His smile carried the warmth she remembered from a lifetime ago, when he'd spilled coffee all over himself at a church social because he'd been too distracted watching her laugh.
"I've been trying to remember," he said quietly.
"You don't have to."
"No." His eyes drifted to the bouquet in her hands. "Daisies... with one yellow rose."
"You remember."
"You carried flowers just like those on our first date."
Margaret felt tears spill freely now.
"I remembered everything," he continued softly. "The cottage where it rained every first day of vacation. The blue kitchen you insisted wasn't really blue. Our daughter sneaking cookies before supper. The sound you make when you're trying not to cry."

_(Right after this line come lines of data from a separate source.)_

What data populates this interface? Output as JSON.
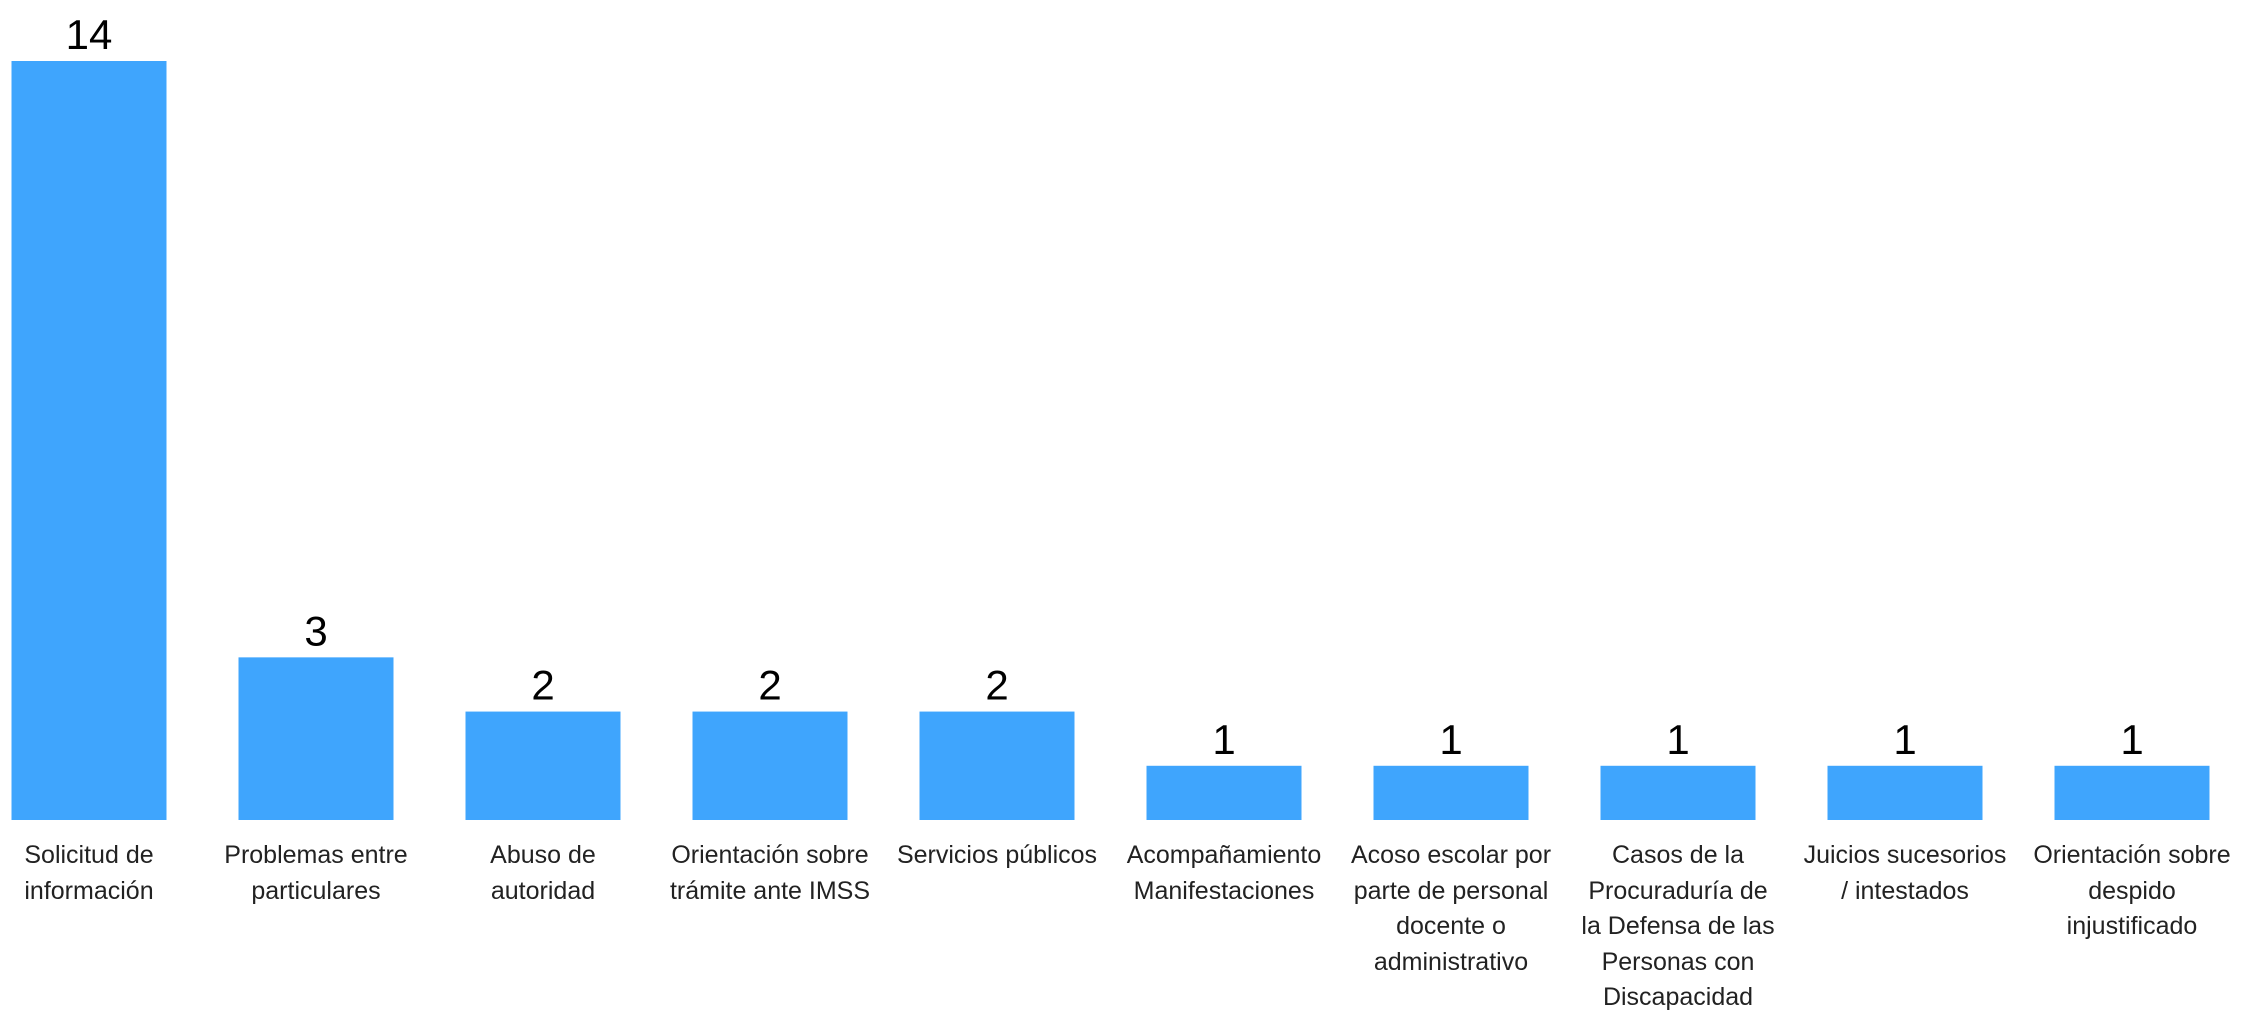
{
  "chart_data": {
    "type": "bar",
    "categories": [
      "Solicitud de\ninformación",
      "Problemas entre\nparticulares",
      "Abuso de\nautoridad",
      "Orientación sobre\ntrámite ante IMSS",
      "Servicios públicos",
      "Acompañamiento\nManifestaciones",
      "Acoso escolar por\nparte de personal\ndocente o\nadministrativo",
      "Casos de la\nProcuraduría de\nla Defensa de las\nPersonas con\nDiscapacidad",
      "Juicios sucesorios\n/ intestados",
      "Orientación sobre\ndespido\ninjustificado"
    ],
    "values": [
      14,
      3,
      2,
      2,
      2,
      1,
      1,
      1,
      1,
      1
    ],
    "color": "#3fa5fd",
    "ylim": [
      0,
      14
    ]
  }
}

She covered his hand with both of hers.
"You don't have to apologize," she whispered.
"But I forgot you."
"No," she replied, shaking her head. "You loved me every day, even when you couldn't remember my name."

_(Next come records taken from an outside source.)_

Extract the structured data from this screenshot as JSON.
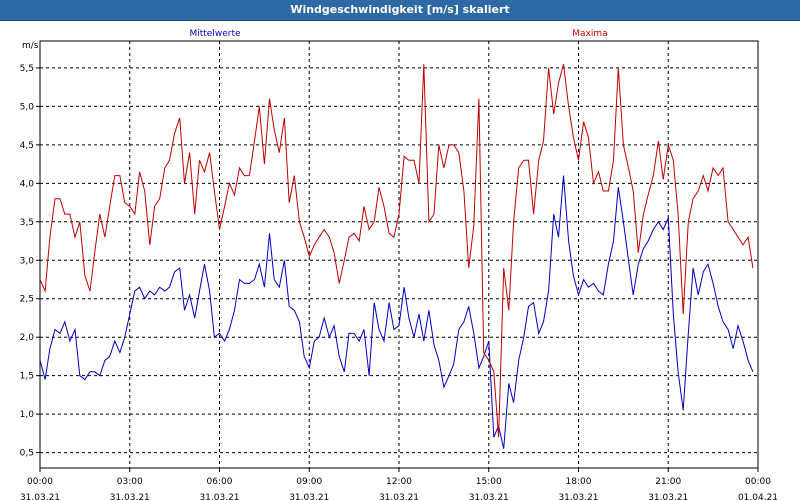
{
  "window": {
    "title": "Windgeschwindigkeit [m/s] skaliert"
  },
  "chart_data": {
    "type": "line",
    "ylabel": "m/s",
    "ylim": [
      0.3,
      5.85
    ],
    "yticks": [
      0.5,
      1.0,
      1.5,
      2.0,
      2.5,
      3.0,
      3.5,
      4.0,
      4.5,
      5.0,
      5.5
    ],
    "ytick_labels": [
      "0,5",
      "1,0",
      "1,5",
      "2,0",
      "2,5",
      "3,0",
      "3,5",
      "4,0",
      "4,5",
      "5,0",
      "5,5"
    ],
    "xlim": [
      0,
      24
    ],
    "xticks": [
      {
        "h": 0,
        "time": "00:00",
        "date": "31.03.21"
      },
      {
        "h": 3,
        "time": "03:00",
        "date": "31.03.21"
      },
      {
        "h": 6,
        "time": "06:00",
        "date": "31.03.21"
      },
      {
        "h": 9,
        "time": "09:00",
        "date": "31.03.21"
      },
      {
        "h": 12,
        "time": "12:00",
        "date": "31.03.21"
      },
      {
        "h": 15,
        "time": "15:00",
        "date": "31.03.21"
      },
      {
        "h": 18,
        "time": "18:00",
        "date": "31.03.21"
      },
      {
        "h": 21,
        "time": "21:00",
        "date": "31.03.21"
      },
      {
        "h": 24,
        "time": "00:00",
        "date": "01.04.21"
      }
    ],
    "grid": true,
    "series": [
      {
        "name": "Mittelwerte",
        "color": "#0000c0",
        "points": [
          [
            0.0,
            1.7
          ],
          [
            0.17,
            1.45
          ],
          [
            0.33,
            1.85
          ],
          [
            0.5,
            2.1
          ],
          [
            0.67,
            2.05
          ],
          [
            0.83,
            2.2
          ],
          [
            1.0,
            1.95
          ],
          [
            1.17,
            2.1
          ],
          [
            1.33,
            1.5
          ],
          [
            1.5,
            1.45
          ],
          [
            1.67,
            1.55
          ],
          [
            1.83,
            1.55
          ],
          [
            2.0,
            1.5
          ],
          [
            2.17,
            1.7
          ],
          [
            2.33,
            1.75
          ],
          [
            2.5,
            1.95
          ],
          [
            2.67,
            1.8
          ],
          [
            2.83,
            2.0
          ],
          [
            3.0,
            2.3
          ],
          [
            3.17,
            2.6
          ],
          [
            3.33,
            2.65
          ],
          [
            3.5,
            2.5
          ],
          [
            3.67,
            2.6
          ],
          [
            3.83,
            2.55
          ],
          [
            4.0,
            2.65
          ],
          [
            4.17,
            2.6
          ],
          [
            4.33,
            2.65
          ],
          [
            4.5,
            2.85
          ],
          [
            4.67,
            2.9
          ],
          [
            4.83,
            2.35
          ],
          [
            5.0,
            2.55
          ],
          [
            5.17,
            2.25
          ],
          [
            5.33,
            2.6
          ],
          [
            5.5,
            2.95
          ],
          [
            5.67,
            2.6
          ],
          [
            5.83,
            2.0
          ],
          [
            6.0,
            2.05
          ],
          [
            6.17,
            1.95
          ],
          [
            6.33,
            2.1
          ],
          [
            6.5,
            2.35
          ],
          [
            6.67,
            2.75
          ],
          [
            6.83,
            2.7
          ],
          [
            7.0,
            2.7
          ],
          [
            7.17,
            2.75
          ],
          [
            7.33,
            2.95
          ],
          [
            7.5,
            2.65
          ],
          [
            7.67,
            3.35
          ],
          [
            7.83,
            2.75
          ],
          [
            8.0,
            2.65
          ],
          [
            8.17,
            3.0
          ],
          [
            8.33,
            2.4
          ],
          [
            8.5,
            2.35
          ],
          [
            8.67,
            2.2
          ],
          [
            8.83,
            1.75
          ],
          [
            9.0,
            1.6
          ],
          [
            9.17,
            1.95
          ],
          [
            9.33,
            2.0
          ],
          [
            9.5,
            2.25
          ],
          [
            9.67,
            2.0
          ],
          [
            9.83,
            2.15
          ],
          [
            10.0,
            1.75
          ],
          [
            10.17,
            1.55
          ],
          [
            10.33,
            2.05
          ],
          [
            10.5,
            2.05
          ],
          [
            10.67,
            1.95
          ],
          [
            10.83,
            2.1
          ],
          [
            11.0,
            1.5
          ],
          [
            11.17,
            2.45
          ],
          [
            11.33,
            2.1
          ],
          [
            11.5,
            1.95
          ],
          [
            11.67,
            2.45
          ],
          [
            11.83,
            2.1
          ],
          [
            12.0,
            2.15
          ],
          [
            12.17,
            2.65
          ],
          [
            12.33,
            2.25
          ],
          [
            12.5,
            2.0
          ],
          [
            12.67,
            2.3
          ],
          [
            12.83,
            1.95
          ],
          [
            13.0,
            2.35
          ],
          [
            13.17,
            1.9
          ],
          [
            13.33,
            1.7
          ],
          [
            13.5,
            1.35
          ],
          [
            13.67,
            1.5
          ],
          [
            13.83,
            1.65
          ],
          [
            14.0,
            2.1
          ],
          [
            14.17,
            2.2
          ],
          [
            14.33,
            2.4
          ],
          [
            14.5,
            2.05
          ],
          [
            14.67,
            1.6
          ],
          [
            14.83,
            1.75
          ],
          [
            15.0,
            1.95
          ],
          [
            15.17,
            0.7
          ],
          [
            15.33,
            0.85
          ],
          [
            15.5,
            0.55
          ],
          [
            15.67,
            1.4
          ],
          [
            15.83,
            1.15
          ],
          [
            16.0,
            1.7
          ],
          [
            16.17,
            2.0
          ],
          [
            16.33,
            2.4
          ],
          [
            16.5,
            2.45
          ],
          [
            16.67,
            2.05
          ],
          [
            16.83,
            2.2
          ],
          [
            17.0,
            2.6
          ],
          [
            17.17,
            3.6
          ],
          [
            17.33,
            3.3
          ],
          [
            17.5,
            4.1
          ],
          [
            17.67,
            3.25
          ],
          [
            17.83,
            2.8
          ],
          [
            18.0,
            2.55
          ],
          [
            18.17,
            2.75
          ],
          [
            18.33,
            2.65
          ],
          [
            18.5,
            2.7
          ],
          [
            18.67,
            2.6
          ],
          [
            18.83,
            2.55
          ],
          [
            19.0,
            2.95
          ],
          [
            19.17,
            3.25
          ],
          [
            19.33,
            3.95
          ],
          [
            19.5,
            3.5
          ],
          [
            19.67,
            3.0
          ],
          [
            19.83,
            2.55
          ],
          [
            20.0,
            2.95
          ],
          [
            20.17,
            3.15
          ],
          [
            20.33,
            3.25
          ],
          [
            20.5,
            3.4
          ],
          [
            20.67,
            3.5
          ],
          [
            20.83,
            3.4
          ],
          [
            21.0,
            3.55
          ],
          [
            21.17,
            2.3
          ],
          [
            21.33,
            1.55
          ],
          [
            21.5,
            1.05
          ],
          [
            21.67,
            2.05
          ],
          [
            21.83,
            2.9
          ],
          [
            22.0,
            2.55
          ],
          [
            22.17,
            2.85
          ],
          [
            22.33,
            2.95
          ],
          [
            22.5,
            2.7
          ],
          [
            22.67,
            2.4
          ],
          [
            22.83,
            2.2
          ],
          [
            23.0,
            2.1
          ],
          [
            23.17,
            1.85
          ],
          [
            23.33,
            2.15
          ],
          [
            23.5,
            1.95
          ],
          [
            23.67,
            1.7
          ],
          [
            23.83,
            1.55
          ]
        ]
      },
      {
        "name": "Maxima",
        "color": "#c00000",
        "points": [
          [
            0.0,
            2.75
          ],
          [
            0.17,
            2.6
          ],
          [
            0.33,
            3.3
          ],
          [
            0.5,
            3.8
          ],
          [
            0.67,
            3.8
          ],
          [
            0.83,
            3.6
          ],
          [
            1.0,
            3.6
          ],
          [
            1.17,
            3.3
          ],
          [
            1.33,
            3.5
          ],
          [
            1.5,
            2.8
          ],
          [
            1.67,
            2.6
          ],
          [
            1.83,
            3.1
          ],
          [
            2.0,
            3.6
          ],
          [
            2.17,
            3.3
          ],
          [
            2.33,
            3.7
          ],
          [
            2.5,
            4.1
          ],
          [
            2.67,
            4.1
          ],
          [
            2.83,
            3.75
          ],
          [
            3.0,
            3.7
          ],
          [
            3.17,
            3.6
          ],
          [
            3.33,
            4.15
          ],
          [
            3.5,
            3.9
          ],
          [
            3.67,
            3.2
          ],
          [
            3.83,
            3.7
          ],
          [
            4.0,
            3.8
          ],
          [
            4.17,
            4.2
          ],
          [
            4.33,
            4.3
          ],
          [
            4.5,
            4.65
          ],
          [
            4.67,
            4.85
          ],
          [
            4.83,
            4.0
          ],
          [
            5.0,
            4.4
          ],
          [
            5.17,
            3.6
          ],
          [
            5.33,
            4.3
          ],
          [
            5.5,
            4.15
          ],
          [
            5.67,
            4.4
          ],
          [
            5.83,
            3.9
          ],
          [
            6.0,
            3.4
          ],
          [
            6.17,
            3.7
          ],
          [
            6.33,
            4.0
          ],
          [
            6.5,
            3.85
          ],
          [
            6.67,
            4.2
          ],
          [
            6.83,
            4.1
          ],
          [
            7.0,
            4.1
          ],
          [
            7.17,
            4.55
          ],
          [
            7.33,
            5.0
          ],
          [
            7.5,
            4.25
          ],
          [
            7.67,
            5.1
          ],
          [
            7.83,
            4.7
          ],
          [
            8.0,
            4.4
          ],
          [
            8.17,
            4.85
          ],
          [
            8.33,
            3.75
          ],
          [
            8.5,
            4.1
          ],
          [
            8.67,
            3.5
          ],
          [
            8.83,
            3.3
          ],
          [
            9.0,
            3.05
          ],
          [
            9.17,
            3.2
          ],
          [
            9.33,
            3.3
          ],
          [
            9.5,
            3.4
          ],
          [
            9.67,
            3.3
          ],
          [
            9.83,
            3.1
          ],
          [
            10.0,
            2.7
          ],
          [
            10.17,
            3.0
          ],
          [
            10.33,
            3.3
          ],
          [
            10.5,
            3.35
          ],
          [
            10.67,
            3.25
          ],
          [
            10.83,
            3.7
          ],
          [
            11.0,
            3.4
          ],
          [
            11.17,
            3.5
          ],
          [
            11.33,
            3.95
          ],
          [
            11.5,
            3.7
          ],
          [
            11.67,
            3.35
          ],
          [
            11.83,
            3.3
          ],
          [
            12.0,
            3.6
          ],
          [
            12.17,
            4.35
          ],
          [
            12.33,
            4.3
          ],
          [
            12.5,
            4.3
          ],
          [
            12.67,
            4.0
          ],
          [
            12.83,
            5.55
          ],
          [
            13.0,
            3.5
          ],
          [
            13.17,
            3.6
          ],
          [
            13.33,
            4.5
          ],
          [
            13.5,
            4.2
          ],
          [
            13.67,
            4.5
          ],
          [
            13.83,
            4.5
          ],
          [
            14.0,
            4.4
          ],
          [
            14.17,
            3.9
          ],
          [
            14.33,
            2.9
          ],
          [
            14.5,
            3.45
          ],
          [
            14.67,
            5.1
          ],
          [
            14.83,
            1.8
          ],
          [
            15.0,
            1.7
          ],
          [
            15.17,
            1.55
          ],
          [
            15.33,
            0.7
          ],
          [
            15.5,
            2.9
          ],
          [
            15.67,
            2.35
          ],
          [
            15.83,
            3.5
          ],
          [
            16.0,
            4.2
          ],
          [
            16.17,
            4.3
          ],
          [
            16.33,
            4.3
          ],
          [
            16.5,
            3.6
          ],
          [
            16.67,
            4.3
          ],
          [
            16.83,
            4.55
          ],
          [
            17.0,
            5.5
          ],
          [
            17.17,
            4.9
          ],
          [
            17.33,
            5.3
          ],
          [
            17.5,
            5.55
          ],
          [
            17.67,
            5.0
          ],
          [
            17.83,
            4.6
          ],
          [
            18.0,
            4.3
          ],
          [
            18.17,
            4.8
          ],
          [
            18.33,
            4.6
          ],
          [
            18.5,
            4.0
          ],
          [
            18.67,
            4.15
          ],
          [
            18.83,
            3.9
          ],
          [
            19.0,
            3.9
          ],
          [
            19.17,
            4.3
          ],
          [
            19.33,
            5.5
          ],
          [
            19.5,
            4.5
          ],
          [
            19.67,
            4.2
          ],
          [
            19.83,
            3.9
          ],
          [
            20.0,
            3.1
          ],
          [
            20.17,
            3.6
          ],
          [
            20.33,
            3.85
          ],
          [
            20.5,
            4.1
          ],
          [
            20.67,
            4.55
          ],
          [
            20.83,
            4.05
          ],
          [
            21.0,
            4.5
          ],
          [
            21.17,
            4.3
          ],
          [
            21.33,
            3.6
          ],
          [
            21.5,
            2.3
          ],
          [
            21.67,
            3.5
          ],
          [
            21.83,
            3.8
          ],
          [
            22.0,
            3.9
          ],
          [
            22.17,
            4.1
          ],
          [
            22.33,
            3.9
          ],
          [
            22.5,
            4.2
          ],
          [
            22.67,
            4.1
          ],
          [
            22.83,
            4.2
          ],
          [
            23.0,
            3.5
          ],
          [
            23.17,
            3.4
          ],
          [
            23.33,
            3.3
          ],
          [
            23.5,
            3.2
          ],
          [
            23.67,
            3.3
          ],
          [
            23.83,
            2.9
          ]
        ]
      }
    ]
  }
}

A nurse quietly noticed what was happening and gently closed the sunroom door, giving them privacy.
For the next several hours, they talked without rushing. Thomas remembered birthdays, road trips, arguments that had ended in laughter, quiet evenings on the porch, and promises whispered beneath stars neither of them could name anymore. Every memory was a gift returned after years of mourning.

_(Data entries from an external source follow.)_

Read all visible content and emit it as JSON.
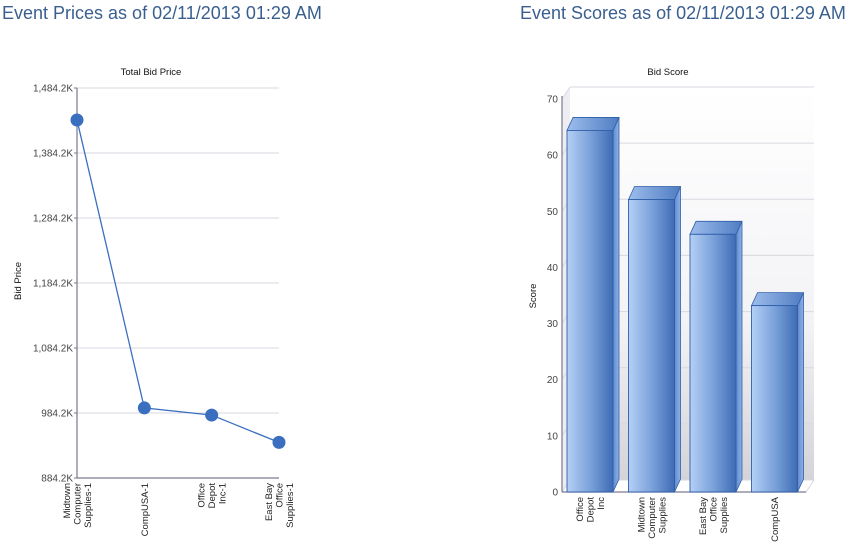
{
  "panels": {
    "left_title": "Event Prices as of 02/11/2013 01:29 AM",
    "right_title": "Event Scores as of 02/11/2013 01:29 AM"
  },
  "colors": {
    "title": "#3a5f8f",
    "series": "#3a6fbf",
    "grid": "#d8d8e0",
    "axis": "#7a7a90"
  },
  "chart_data": [
    {
      "type": "line",
      "title": "Total Bid Price",
      "xlabel": "",
      "ylabel": "Bid Price",
      "categories": [
        "Midtown Computer Supplies-1",
        "CompUSA-1",
        "Office Depot Inc-1",
        "East Bay Office Supplies-1"
      ],
      "category_lines": [
        [
          "Midtown",
          "Computer",
          "Supplies-1"
        ],
        [
          "CompUSA-1"
        ],
        [
          "Office",
          "Depot",
          "Inc-1"
        ],
        [
          "East Bay",
          "Office",
          "Supplies-1"
        ]
      ],
      "values": [
        1435000,
        992000,
        981000,
        939000
      ],
      "ylim": [
        884200,
        1484200
      ],
      "yticks": [
        884200,
        984200,
        1084200,
        1184200,
        1284200,
        1384200,
        1484200
      ],
      "ytick_labels": [
        "884.2K",
        "984.2K",
        "1,084.2K",
        "1,184.2K",
        "1,284.2K",
        "1,384.2K",
        "1,484.2K"
      ],
      "grid": true,
      "legend": "none"
    },
    {
      "type": "bar",
      "title": "Bid Score",
      "xlabel": "",
      "ylabel": "Score",
      "categories": [
        "Office Depot Inc",
        "Midtown Computer Supplies",
        "East Bay Office Supplies",
        "CompUSA"
      ],
      "category_lines": [
        [
          "Office",
          "Depot",
          "Inc"
        ],
        [
          "Midtown",
          "Computer",
          "Supplies"
        ],
        [
          "East Bay",
          "Office",
          "Supplies"
        ],
        [
          "CompUSA"
        ]
      ],
      "values": [
        64.4,
        52.1,
        45.9,
        33.2
      ],
      "ylim": [
        0,
        70
      ],
      "yticks": [
        0,
        10,
        20,
        30,
        40,
        50,
        60,
        70
      ],
      "ytick_labels": [
        "0",
        "10",
        "20",
        "30",
        "40",
        "50",
        "60",
        "70"
      ],
      "grid": true,
      "style": "3d",
      "legend": "none"
    }
  ]
}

At one point he looked at her with tears gathering in his own eyes.
"You came every Tuesday."
"I did."
"I couldn't remember your face." His voice broke. "But I always felt like someone important was missing. I just couldn't find where I'd put you."
Margaret rested her forehead against his.
"I'm here."
"I know."
As the afternoon light faded toward evening, Thomas grew quiet. His fingers tightened around hers.
"I think..." he said carefully, "...it's leaving again."
She could already see it happening. The certainty in his eyes had begun to soften.
"I don't want to lose you."
"You won't."
"I might."
She smiled through tears. "You found me once. That's enough."
His expression drifted slowly into uncertainty. He blinked, looked around the room, then back at the woman beside him.
"Hello," he said politely.
Margaret took a slow breath before smiling with all the tenderness she possessed.
"Hello, Tom."
He tilted his head.
"Do I know you?"
"I think so."
A smile spread across his face.
"Well," he said, "I hope I was kind."
Margaret squeezed his hand.
"You always were."
The yellow rose caught the final ray of sunlight pouring through the window, glowing brilliantly for a single, fleeting moment before the evening shadows quietly claimed the room.
The following Tuesday, at nine o'clock, Margaret walked the same four blocks to the florist. Anna already had the daisies waiting.
This time, Margaret smiled before Anna could speak.
"Fresh this morning?" Anna asked.
Margaret nodded gently, her fingers brushing the yellow rose.
"Yes," she said. "And they'll always remind me that sometimes love remembers, even when we cannot."